The group also cited congressional disapproval of the NNSA's Livermore Lab bidding process. The GREEN LLC's protest includes Representative David Hobson's letter late last year as Chairman of the House Energy and Water Development Appropriations Subcommittee. Hobson wrote: "In mandating competition, it was the intent of Congress to attract the widest possible group of interested bidders... The Department of Energy has resisted moving in the direction of fair and open competitive processes. Unfortunately, the Department has? telegraphed to the contractor community that innovative ideas and concepts would not be favorably received."

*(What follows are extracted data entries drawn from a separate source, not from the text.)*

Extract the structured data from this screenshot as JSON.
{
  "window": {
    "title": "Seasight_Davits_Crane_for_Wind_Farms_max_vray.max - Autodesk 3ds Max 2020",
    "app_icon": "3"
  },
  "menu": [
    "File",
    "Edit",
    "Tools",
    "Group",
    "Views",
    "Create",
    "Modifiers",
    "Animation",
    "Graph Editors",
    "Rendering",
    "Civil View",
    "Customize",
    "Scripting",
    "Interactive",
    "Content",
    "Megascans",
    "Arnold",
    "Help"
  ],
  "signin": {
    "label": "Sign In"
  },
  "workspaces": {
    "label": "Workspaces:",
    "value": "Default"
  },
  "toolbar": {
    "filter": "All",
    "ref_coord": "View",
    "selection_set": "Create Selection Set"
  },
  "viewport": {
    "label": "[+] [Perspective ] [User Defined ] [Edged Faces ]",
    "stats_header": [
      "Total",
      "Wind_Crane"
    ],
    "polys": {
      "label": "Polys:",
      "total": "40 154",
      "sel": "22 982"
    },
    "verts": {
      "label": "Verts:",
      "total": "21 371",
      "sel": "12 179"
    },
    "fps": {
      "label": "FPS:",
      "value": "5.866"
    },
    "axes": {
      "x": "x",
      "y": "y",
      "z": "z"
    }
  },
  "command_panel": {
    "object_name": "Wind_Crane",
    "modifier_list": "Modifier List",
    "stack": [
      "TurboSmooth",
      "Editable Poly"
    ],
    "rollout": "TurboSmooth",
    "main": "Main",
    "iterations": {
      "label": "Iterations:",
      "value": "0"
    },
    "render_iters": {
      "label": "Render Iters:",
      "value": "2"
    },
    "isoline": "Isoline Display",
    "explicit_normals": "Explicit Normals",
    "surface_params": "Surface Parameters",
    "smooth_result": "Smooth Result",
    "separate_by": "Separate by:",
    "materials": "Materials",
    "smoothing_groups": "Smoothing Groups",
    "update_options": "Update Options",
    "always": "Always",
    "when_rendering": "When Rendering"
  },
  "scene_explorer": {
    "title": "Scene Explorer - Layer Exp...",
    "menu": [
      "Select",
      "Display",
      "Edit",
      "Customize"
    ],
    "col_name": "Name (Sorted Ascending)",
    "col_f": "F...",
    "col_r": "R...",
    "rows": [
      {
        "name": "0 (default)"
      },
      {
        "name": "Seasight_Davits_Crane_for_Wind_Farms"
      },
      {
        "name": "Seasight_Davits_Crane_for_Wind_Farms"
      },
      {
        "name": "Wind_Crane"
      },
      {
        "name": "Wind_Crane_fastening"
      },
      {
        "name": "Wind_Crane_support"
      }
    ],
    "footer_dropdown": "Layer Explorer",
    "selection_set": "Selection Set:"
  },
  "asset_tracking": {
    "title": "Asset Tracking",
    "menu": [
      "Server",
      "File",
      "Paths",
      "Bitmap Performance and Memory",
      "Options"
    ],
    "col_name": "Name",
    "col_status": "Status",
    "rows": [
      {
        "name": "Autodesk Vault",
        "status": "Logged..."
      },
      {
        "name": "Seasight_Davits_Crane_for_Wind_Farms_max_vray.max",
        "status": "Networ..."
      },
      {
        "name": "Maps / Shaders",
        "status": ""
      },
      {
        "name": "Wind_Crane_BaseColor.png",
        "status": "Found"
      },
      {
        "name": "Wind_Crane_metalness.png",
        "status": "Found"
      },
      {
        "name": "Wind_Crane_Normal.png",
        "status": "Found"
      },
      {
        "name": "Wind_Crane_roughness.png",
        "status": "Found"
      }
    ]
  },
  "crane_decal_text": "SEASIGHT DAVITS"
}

"Congress is increasingly recognizing that DOE, particularly its nuclear weapons arm, makes up its own rules to suit itself," concluded Jay Coghlan, Director of Nuclear Watch New Mexico, another member of the bidding team. "Our proposal for transforming Lawrence Livermore must be reinstated so the U.S. can comply with its legal obligations to strengthen the global nonproliferation regime, and not undermine it with new nuclear weapons and expanding production."
Under the Federal Acquisition Regulations, NNSA is required to provide for inexpensive, procedurally simple and expeditious resolution of the Livermore Lab GREEN, LLC protest. This process can include alternative dispute resolution, third party review and use of other agency's personnel. The Livermore lab GREEN, LLC's protest welcomes all these approaches. Moreover, it also requests that the NNSA establish an "independent review" for the protest, as allowed under FAR.
"We are entitled to a process that is both timely and fair," commented Tri-Valley CAREs' Staff attorney, Loulena Miles. "As the protest makes clear, NNSA could put the 'green team' back on equitable footing with the other bidders expeditiously and avoid a potentially prolonged suspension."